Le déni face à la radiation

« Les habitants de Fukushima parlent peu de la menace sanitaire. Ils n'ont souvent d'autre choix que de rester, donc ils préfèrent éviter le sujet. C'est une façon de se préserver, sinon ils deviennent fous », analyse Shin-ichi Matsushita. Le déni comme mécanisme d'auto-défense. La résilience est devenue un art de vivre au Japon. Aujourd'hui installé à Colombier, cet homme de 60 ans a tenu bon face à la psychose liée à la radioactivité dans sa ville de Fukushima. Si sa femme neuchâteloise Annerose est rentrée en Suisse dans la semaine qui a suivi la catastrophe, il a préféré rester. C'est qu'il avait la responsabilité de l'entreprise familiale de mécanique. Et la radioactivité ? « Ce n'était pas un souci pour moi. Je ne sentais pas ce sentiment d'insécurité dans mon entourage », assure cet homme qui a rejoint sa femme fin 2014.
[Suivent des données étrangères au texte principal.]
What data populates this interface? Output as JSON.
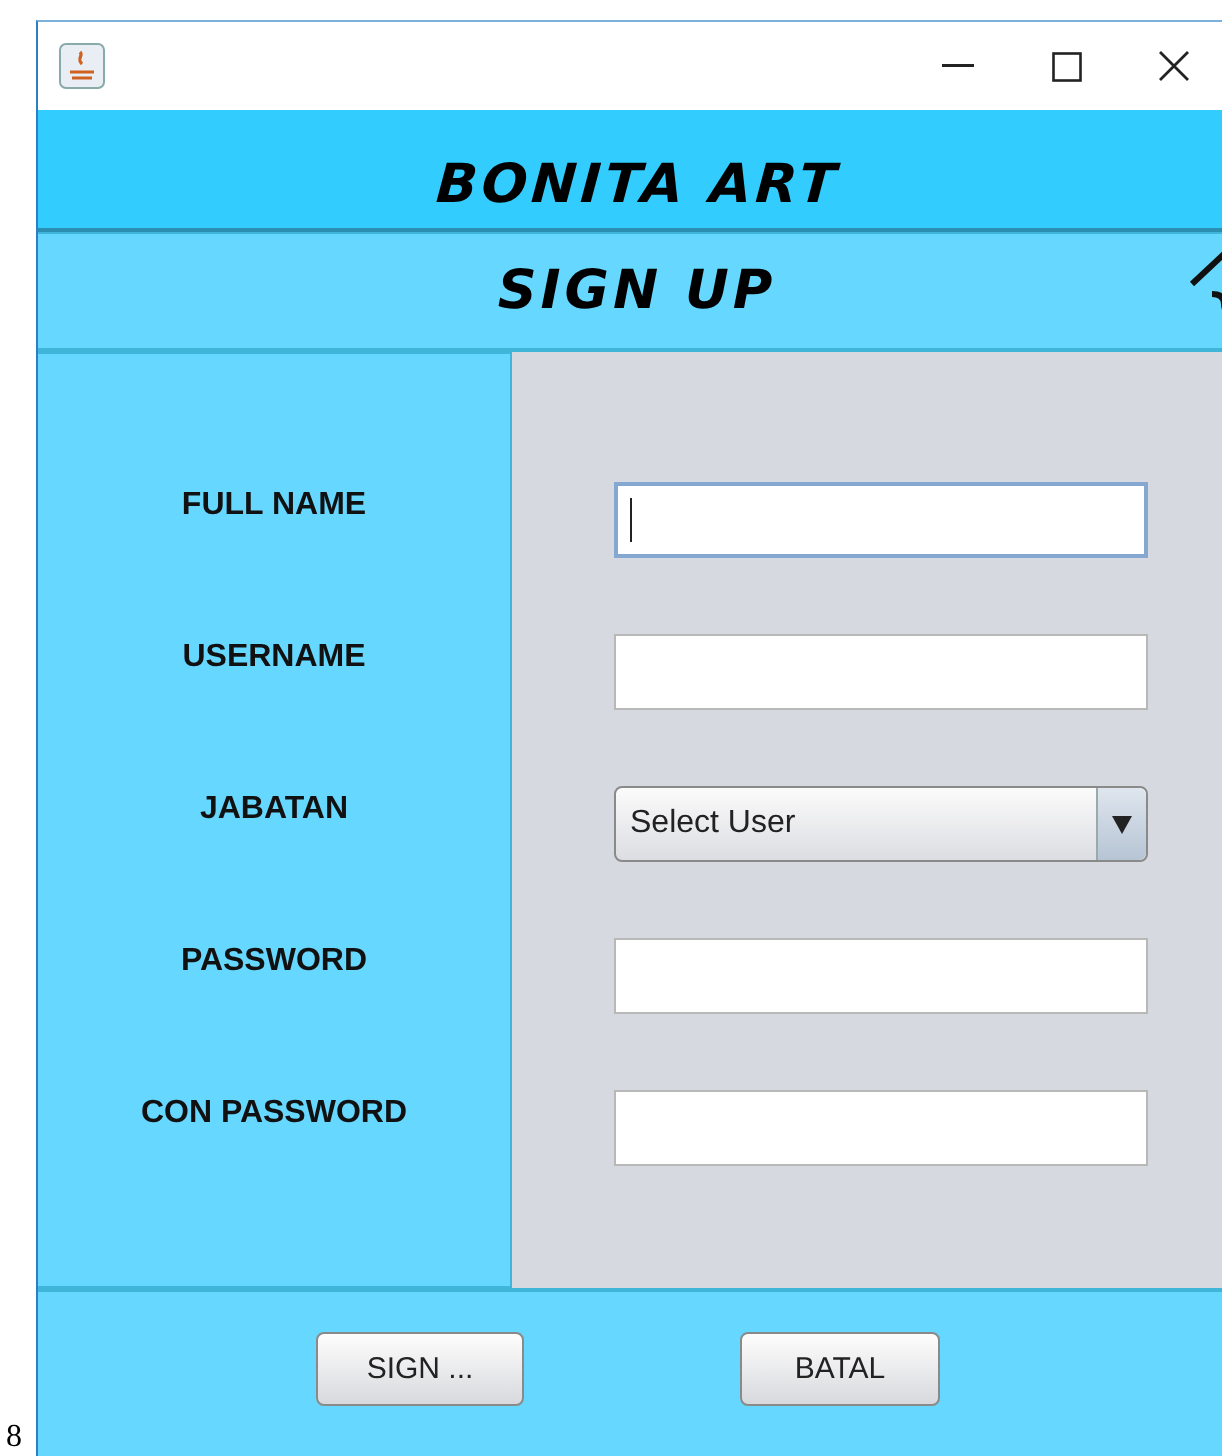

Si la population est devenue moins vigilante depuis 2011, les mères et les étrangers restent sur le qui-vive. Même éloignée de la centrale, Janick Magne, professeur universitaire français à Tokyo, sélectionne sa nourriture. Elle zappe les informations officielles sur la contamination, préférant se rabattre sur les données livrées par les nombreuses ONG actives sur le terrain. « Les ONG n'ont pas intérêt à mentir », salue-t-elle. « La société civile remplace le gouvernement qui ne fait pas son travail. »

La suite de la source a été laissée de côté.